Universities can be more challenging to secure than other organizations because they try to balance security and business functionality with the openness of a university where everyone is there to share information. Back-office systems are much like any sizeable business except that many of the systems have evolved over decades. For example, email was deployed across universities before being generally available, over 40 years ago.

This university, a member of the Russell Group with a history dating back to first half of the 19th century, found they had significant risks due to their Active Directory (AD)infrastructure. They had too many users with Domain Admin role (effectively, users with “god-like” power – the ideal target for attackers) and poor controls over admin credentials.

When the current cybersecurity manager joined the university in 2014, he made privileged access management (PAM) apriority. In parallel to implementing PAM, he knew they also had to clean up the AD infrastructure. “There was reluctance in the AD team because of the scale of the task, and it was nota priority for IT in the University. But that all changed when we suffered a cyber-attack” said the Cybersecurity Manager.

‍

The university had been looking for a PAM solution for some time and already had a test installation of Osirium PAM. As is usual in the public sector, they started a tender process to choose a PAM partner.

Osirium PAM scored highly, showing not just good functionality, but good value for money. Crucial in the public sector.

Key to that good value is that the Osirium pricing is based on the number of devices being managed, not users, unlike many competitors. At the time of writing, there are approximately 150 users, possibly growing to 200, with access to over 500 devices.

“Looking back, regardless of the price, it was still the right decision”

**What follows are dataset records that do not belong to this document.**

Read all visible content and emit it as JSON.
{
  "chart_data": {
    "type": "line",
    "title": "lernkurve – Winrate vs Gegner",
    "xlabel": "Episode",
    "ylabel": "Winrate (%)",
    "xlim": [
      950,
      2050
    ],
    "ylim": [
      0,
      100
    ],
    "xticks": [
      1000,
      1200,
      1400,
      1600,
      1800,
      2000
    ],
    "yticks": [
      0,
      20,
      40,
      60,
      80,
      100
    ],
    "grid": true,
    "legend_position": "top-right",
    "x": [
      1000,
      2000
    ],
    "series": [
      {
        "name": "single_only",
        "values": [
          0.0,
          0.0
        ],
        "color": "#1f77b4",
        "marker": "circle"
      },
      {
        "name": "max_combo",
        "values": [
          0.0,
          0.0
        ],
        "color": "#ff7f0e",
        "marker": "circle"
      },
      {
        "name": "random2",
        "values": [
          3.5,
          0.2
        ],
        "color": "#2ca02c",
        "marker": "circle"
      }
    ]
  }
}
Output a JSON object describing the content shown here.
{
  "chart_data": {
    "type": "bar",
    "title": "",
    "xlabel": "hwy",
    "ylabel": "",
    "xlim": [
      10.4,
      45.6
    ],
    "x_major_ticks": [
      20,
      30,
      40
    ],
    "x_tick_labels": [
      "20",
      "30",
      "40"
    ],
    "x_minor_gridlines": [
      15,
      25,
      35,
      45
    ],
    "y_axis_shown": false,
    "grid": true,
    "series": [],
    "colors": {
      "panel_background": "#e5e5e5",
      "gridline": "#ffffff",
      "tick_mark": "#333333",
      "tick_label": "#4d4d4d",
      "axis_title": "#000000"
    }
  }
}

“Looking back, regardless of the price, it was still the right decision” they say. Expanding further, “the Osirium team have been great. Very knowledgeable and very helpful.”

The plans took a major change following the cyber-attack.

An initial deployment of Osirium PAM was scheduled, but before the project could start, the attack struck. “In a way, it was a godsend. It woke everyone up, we got their attention” says the Cybersecurity Manager.

External consultants, brought in as part of the incident response plan, highlighted the problems with the AD infrastructure. Admin credentials weren’t being actively managed. With some accounts being many years old, there was no visibility or control.

Following the attack, the university completely restructured their AD infrastructure and accelerated their PAM plans to protect all devices, not just those in the original plan.

They have implemented a hybrid model, where most admins access devices via Osirium PAM, but a very few senior administrators have access to Privileged Access Workstations (PAWS), following the Microsoft model, when they need “god-like” accounts.

Previously getting attention was difficult. Traditionally PAM can be seen as an inhibitor to admin productivity. “Looking back, we should have just enforced PAM in the first place once we were sure it worked. We had to be quite tough with people. Now we have very good synergy between the AD and PAM teams, and it feels like every day, there’s someone else who wants to use PAM.”

A big issue in academia is Cyber Essentials (CE). Many organisations are adopting PAM to control and audit privileged access as required by CE. One of the recently updated requirements in CE is Multi-Factor Authentication (MFA) which is a standard feature in Osirium PAM, but it also integrates with existing infrastructure, which was the route taken by this university. Another team is considering adopting Osirium’s Automation solution, Privileged Process Automation (PPA), to securely automate common IT processes.